En dat brengt me op het derde punt: het belang van toezicht om contentmoderatie transparant te maken. Om dreigende overheidsregulering voor te zijn stellen platforms nu hun eigen ‘toezichtsorganen’ in. Zo richtte Facebook enkele maanden geleden een eigen Oversight Board op. Deze reageert op bezwaren tegen onterecht verwijderde content en later ook tegen berichten die onterecht gehandhaafd zijn op het sociale netwerk. De komende jaren zal de Board als een soort ‘ombudspersoon’—sommigen noemen het een ‘hooggerechtshof’- gemotiveerde uitspraken doen over specifieke gevallen van al dan niet verwijderde berichten.
Het is op zich een goed signaal dat Facebook serieus werk wil maken van het bestrijden van misinformatie en haatzaaierij.

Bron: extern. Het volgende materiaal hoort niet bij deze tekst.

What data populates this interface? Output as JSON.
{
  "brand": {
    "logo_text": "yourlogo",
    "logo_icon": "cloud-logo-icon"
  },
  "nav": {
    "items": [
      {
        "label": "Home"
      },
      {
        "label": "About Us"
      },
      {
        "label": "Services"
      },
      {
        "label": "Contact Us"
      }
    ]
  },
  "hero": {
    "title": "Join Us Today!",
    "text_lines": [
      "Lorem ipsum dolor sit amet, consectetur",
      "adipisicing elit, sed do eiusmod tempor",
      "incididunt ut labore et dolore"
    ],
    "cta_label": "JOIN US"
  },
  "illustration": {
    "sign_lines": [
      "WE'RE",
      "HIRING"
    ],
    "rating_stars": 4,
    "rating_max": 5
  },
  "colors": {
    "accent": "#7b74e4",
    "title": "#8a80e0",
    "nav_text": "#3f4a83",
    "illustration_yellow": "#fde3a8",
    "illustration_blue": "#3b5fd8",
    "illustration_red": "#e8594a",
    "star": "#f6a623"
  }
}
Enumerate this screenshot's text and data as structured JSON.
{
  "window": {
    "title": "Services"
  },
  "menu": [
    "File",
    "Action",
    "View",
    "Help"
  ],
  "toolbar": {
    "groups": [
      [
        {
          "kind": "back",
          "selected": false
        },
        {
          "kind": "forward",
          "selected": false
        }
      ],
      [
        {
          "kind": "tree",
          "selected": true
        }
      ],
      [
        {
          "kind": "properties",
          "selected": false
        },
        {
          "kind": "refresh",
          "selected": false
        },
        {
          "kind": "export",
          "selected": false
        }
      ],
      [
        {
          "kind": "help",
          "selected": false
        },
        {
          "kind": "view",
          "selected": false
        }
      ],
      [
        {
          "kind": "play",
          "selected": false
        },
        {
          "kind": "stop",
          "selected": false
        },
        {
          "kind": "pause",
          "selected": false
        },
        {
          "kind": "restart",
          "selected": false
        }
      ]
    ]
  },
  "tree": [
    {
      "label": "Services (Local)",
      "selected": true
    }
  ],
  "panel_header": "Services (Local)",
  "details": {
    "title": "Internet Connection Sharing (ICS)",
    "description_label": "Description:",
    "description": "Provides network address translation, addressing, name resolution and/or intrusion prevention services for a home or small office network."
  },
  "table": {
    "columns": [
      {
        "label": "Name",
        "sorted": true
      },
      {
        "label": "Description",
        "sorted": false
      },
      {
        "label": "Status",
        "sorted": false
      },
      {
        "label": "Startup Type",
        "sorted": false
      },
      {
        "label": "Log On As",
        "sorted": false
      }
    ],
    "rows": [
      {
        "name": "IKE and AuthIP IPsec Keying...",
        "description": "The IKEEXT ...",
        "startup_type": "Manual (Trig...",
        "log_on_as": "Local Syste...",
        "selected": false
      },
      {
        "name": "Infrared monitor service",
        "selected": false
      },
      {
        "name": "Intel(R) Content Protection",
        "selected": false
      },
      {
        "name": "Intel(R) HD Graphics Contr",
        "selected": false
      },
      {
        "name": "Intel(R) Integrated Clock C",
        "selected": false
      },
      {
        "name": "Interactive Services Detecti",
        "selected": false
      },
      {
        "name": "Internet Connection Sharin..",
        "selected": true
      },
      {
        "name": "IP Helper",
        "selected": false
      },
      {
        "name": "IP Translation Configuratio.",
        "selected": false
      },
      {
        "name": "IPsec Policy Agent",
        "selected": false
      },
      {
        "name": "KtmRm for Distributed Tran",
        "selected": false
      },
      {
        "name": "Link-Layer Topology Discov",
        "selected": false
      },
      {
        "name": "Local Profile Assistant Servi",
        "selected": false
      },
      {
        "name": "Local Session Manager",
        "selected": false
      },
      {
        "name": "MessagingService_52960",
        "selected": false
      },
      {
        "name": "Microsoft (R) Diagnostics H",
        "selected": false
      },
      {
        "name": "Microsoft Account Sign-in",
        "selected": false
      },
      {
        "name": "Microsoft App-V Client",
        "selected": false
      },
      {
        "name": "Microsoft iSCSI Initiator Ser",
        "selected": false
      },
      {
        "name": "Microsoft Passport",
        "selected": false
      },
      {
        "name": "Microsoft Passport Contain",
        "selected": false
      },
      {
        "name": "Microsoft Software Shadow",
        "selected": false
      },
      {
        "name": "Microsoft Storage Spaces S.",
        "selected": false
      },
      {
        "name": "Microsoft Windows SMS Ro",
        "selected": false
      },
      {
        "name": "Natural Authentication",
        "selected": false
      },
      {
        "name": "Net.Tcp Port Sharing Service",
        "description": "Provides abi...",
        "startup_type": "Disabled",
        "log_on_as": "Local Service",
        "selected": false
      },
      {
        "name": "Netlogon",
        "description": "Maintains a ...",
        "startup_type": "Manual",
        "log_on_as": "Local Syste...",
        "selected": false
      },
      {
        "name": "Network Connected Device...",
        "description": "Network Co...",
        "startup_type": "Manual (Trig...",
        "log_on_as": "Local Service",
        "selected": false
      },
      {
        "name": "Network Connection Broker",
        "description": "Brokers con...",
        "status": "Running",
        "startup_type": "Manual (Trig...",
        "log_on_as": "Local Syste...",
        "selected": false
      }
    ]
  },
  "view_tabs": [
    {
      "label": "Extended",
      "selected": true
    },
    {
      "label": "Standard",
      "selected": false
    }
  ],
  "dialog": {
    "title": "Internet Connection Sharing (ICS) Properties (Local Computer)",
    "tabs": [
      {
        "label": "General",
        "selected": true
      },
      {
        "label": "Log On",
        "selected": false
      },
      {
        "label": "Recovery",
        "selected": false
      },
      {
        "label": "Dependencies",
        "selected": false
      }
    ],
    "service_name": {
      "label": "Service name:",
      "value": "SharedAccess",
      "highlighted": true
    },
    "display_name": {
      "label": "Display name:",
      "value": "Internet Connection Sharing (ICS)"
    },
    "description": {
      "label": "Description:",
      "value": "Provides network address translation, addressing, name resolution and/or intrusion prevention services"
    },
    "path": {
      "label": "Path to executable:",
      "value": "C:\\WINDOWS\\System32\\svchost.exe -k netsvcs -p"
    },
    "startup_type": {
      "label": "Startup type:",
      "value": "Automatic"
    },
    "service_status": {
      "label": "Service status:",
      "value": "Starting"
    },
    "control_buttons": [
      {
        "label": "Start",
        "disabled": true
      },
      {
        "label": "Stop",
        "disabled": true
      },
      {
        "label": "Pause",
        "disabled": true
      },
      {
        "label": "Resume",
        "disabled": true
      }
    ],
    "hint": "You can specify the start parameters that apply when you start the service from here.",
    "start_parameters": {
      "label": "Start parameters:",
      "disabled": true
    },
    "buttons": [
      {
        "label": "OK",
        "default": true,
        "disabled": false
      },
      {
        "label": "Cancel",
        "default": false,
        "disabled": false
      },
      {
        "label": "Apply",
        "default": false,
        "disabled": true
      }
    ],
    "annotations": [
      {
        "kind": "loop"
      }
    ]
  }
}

Maar als ieder platform dit afzonderlijk doet, dan wordt het speelveld er niet transparanter op. Een Oversight Board kan natuurlijk nooit een substituut zijn voor nationale reguleringsinstanties. Ook kan het geen vervanging zijn voor wettelijke instrumenten die internationale organisaties (waaronder de EU) proberen te ontwikkelen om bijvoorbeeld misinformatie te beteugelen. Een recent EU-rapport van de European Regulators Group on Audiovisual Media (ERGA) laat zien zelfregulering ten aanzien van het bestrijden van misinformatie niet werkt.(1) Waarom niet? Onder andere omdat het een ratjetoe aan ‘eigen’ regels oplevert, waardoor niemand inzicht krijgt in wie wat doet en wat effectief is.
Het complexe probleem is niet eenvoudig op te lossen. Het is van levensbelang voor de democratie dat de regels voor contentmoderatie transparant zijn, dat wil zeggen voor iedere gebruiker inzichtelijk. Elk platform mag verschillend zijn, maar als algemene richtlijnen ontbreken over aan welke kernwaarden en verantwoordelijkheden ze moeten voldoen, komen we niet verder. Daarom zullen eerst de existentiële vragen beantwoord moeten worden, niet alleen in de VS maar juist ook in Europa.
Dit is een bewerking van drie columns die eerder zijn gepubliceerd in Het Financieele Dagblad.